逆恨みされた侍。命を狙われ、寝首をかかれるよりは自ら切り込みに行き、敵の親分を討ち果たす!
『どうせ命が死にさらされるなら、こちとら江戸っ子。死んで花を添えるのも悪かぁねえや。』
何人もの敵を切り、首をいくつもひっつかんで相手をひるませながら一歩、また一歩とボスに近ずく。
がこちらは一人。ついに致命傷を受けてしまう。
それでも返り血を浴びてもひるまずまだ戦う気だ。
『てやんでいっ! 死ぬのが怖くて江戸っ子がつとまるかいっ!』
これはまだ序の口です。
ここにいたり、残酷さ極まれり。
うわ、顔が、顔がっ!
これは漫画「北斗の拳」か?
そして…
あまりにも生々しい凄惨な人殺しの場面。
この『英名二十八衆句』という血みどろ絵の連作、会場では一番人気で人だかりが出来ていました。
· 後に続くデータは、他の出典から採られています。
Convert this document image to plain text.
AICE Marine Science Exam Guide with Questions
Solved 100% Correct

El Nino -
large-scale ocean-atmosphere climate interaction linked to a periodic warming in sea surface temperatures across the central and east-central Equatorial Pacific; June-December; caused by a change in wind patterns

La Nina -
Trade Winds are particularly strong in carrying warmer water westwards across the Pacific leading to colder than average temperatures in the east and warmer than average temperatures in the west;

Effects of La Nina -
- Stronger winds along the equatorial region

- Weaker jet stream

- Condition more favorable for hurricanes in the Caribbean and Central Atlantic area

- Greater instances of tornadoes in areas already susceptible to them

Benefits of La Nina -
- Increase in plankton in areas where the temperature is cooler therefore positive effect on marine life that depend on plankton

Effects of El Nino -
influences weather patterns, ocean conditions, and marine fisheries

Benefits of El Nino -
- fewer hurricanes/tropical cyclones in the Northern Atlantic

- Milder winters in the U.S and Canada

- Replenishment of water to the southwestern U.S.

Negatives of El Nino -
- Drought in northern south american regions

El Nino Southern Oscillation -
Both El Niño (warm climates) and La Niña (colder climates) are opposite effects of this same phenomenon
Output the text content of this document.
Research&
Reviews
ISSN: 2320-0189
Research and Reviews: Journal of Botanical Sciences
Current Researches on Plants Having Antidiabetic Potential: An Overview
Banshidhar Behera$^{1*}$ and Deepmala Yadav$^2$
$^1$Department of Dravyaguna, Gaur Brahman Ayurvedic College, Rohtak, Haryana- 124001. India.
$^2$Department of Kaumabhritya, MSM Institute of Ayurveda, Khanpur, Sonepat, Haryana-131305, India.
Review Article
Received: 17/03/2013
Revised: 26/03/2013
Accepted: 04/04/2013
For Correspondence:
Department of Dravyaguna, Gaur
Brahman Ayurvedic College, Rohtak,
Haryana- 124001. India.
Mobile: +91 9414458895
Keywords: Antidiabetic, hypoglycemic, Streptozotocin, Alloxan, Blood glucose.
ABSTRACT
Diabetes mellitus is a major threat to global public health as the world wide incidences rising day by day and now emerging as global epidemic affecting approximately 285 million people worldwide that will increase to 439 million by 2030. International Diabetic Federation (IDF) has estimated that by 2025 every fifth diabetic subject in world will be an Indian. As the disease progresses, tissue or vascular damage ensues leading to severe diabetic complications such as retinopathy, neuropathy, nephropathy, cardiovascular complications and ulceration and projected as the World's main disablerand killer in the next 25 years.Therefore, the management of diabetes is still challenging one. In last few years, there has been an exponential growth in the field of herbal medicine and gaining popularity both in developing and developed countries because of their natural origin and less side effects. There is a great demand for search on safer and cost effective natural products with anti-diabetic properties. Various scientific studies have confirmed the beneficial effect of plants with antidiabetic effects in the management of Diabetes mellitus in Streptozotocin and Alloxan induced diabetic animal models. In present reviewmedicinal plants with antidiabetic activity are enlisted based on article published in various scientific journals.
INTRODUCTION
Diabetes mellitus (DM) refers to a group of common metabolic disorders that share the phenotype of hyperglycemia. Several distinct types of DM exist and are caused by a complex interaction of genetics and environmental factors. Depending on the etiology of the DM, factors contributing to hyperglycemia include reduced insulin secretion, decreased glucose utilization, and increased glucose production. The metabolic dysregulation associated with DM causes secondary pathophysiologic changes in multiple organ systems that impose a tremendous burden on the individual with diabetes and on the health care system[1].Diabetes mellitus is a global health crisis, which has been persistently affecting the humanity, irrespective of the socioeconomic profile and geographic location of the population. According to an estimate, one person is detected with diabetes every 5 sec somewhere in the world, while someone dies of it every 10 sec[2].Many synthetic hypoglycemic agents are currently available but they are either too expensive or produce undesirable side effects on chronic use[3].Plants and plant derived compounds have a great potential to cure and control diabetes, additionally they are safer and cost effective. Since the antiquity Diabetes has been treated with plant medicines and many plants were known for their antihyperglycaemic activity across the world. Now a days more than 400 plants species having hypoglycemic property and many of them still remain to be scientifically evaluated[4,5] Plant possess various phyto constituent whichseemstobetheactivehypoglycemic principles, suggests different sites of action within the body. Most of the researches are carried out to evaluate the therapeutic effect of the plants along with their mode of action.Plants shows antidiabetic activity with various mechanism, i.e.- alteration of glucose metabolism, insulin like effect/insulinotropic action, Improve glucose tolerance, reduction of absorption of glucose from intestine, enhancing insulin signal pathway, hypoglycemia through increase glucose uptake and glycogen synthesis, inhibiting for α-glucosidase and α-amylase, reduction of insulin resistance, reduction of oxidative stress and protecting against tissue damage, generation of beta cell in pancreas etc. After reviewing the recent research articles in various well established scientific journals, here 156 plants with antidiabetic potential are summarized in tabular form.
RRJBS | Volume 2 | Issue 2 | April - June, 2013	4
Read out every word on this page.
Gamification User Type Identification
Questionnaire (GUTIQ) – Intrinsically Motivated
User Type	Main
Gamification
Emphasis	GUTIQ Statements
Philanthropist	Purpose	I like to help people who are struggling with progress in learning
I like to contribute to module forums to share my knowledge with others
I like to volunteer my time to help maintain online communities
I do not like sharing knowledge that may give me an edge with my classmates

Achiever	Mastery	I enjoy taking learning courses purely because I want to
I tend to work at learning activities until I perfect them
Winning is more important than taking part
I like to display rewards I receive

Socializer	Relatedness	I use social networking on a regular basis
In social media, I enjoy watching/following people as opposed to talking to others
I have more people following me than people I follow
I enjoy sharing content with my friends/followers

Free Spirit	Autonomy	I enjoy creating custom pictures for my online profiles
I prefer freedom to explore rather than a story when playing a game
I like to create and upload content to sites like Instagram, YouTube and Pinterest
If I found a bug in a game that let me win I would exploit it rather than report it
みてはならないものを見たくなるのは、真理なのですね。
「フツウジャナイ」、普通の浮世絵もある。
勿論、展示の中には『普通』の浮世絵もある。
でも、やっぱり何か
「フツウジャナイ」のだ。
『いよっ! 待ってました!!』
うーん、なんともなまめかしい。
決して男を誘っているわけでないのですが…。
カヤの中で寝ていたら、虫に刺されてしまったお姉さん。
『カユイ、カユイ。誰か背中かいてぇ…』
声が聞こえて来そうですな。
そしてこの歌舞伎役者。
画面からはみ出しちゃうよ。
なんだ、コイツら? 人間?
妄想世界へいってらっしゃい。
どうでしたか?
浮世絵は、そもそも江戸の街中で庶民の誰もが楽しめた娯楽。
もちろん芸術性もあるのだけれど、見て、感じて、シンプルに楽しむのが面白い。
肩がこるような絵のタイトルなんぞいらねえや。
ほとんどの絵についた題名は後に誰かがつけたに過ぎない。
そんなことはどうでもよく、絵から受けた想像の世界でそれぞれ勝手気ままに楽しむのがこの上なく心地よいのです。
ここは美術館じゃなく、映画館、の感覚。
国芳たちはあの世でぼやいてるに違いない。
『奇想の画家って、なんだいそりゃ。背中がかゆいぜ…。お前さんたちが勝手に俺たちの絵を見て奇妙な世界に想いを寄せてんじゃないかい? 』
さあ、あなたもイマジネーションのミラクルワールドに… いってらっしゃい!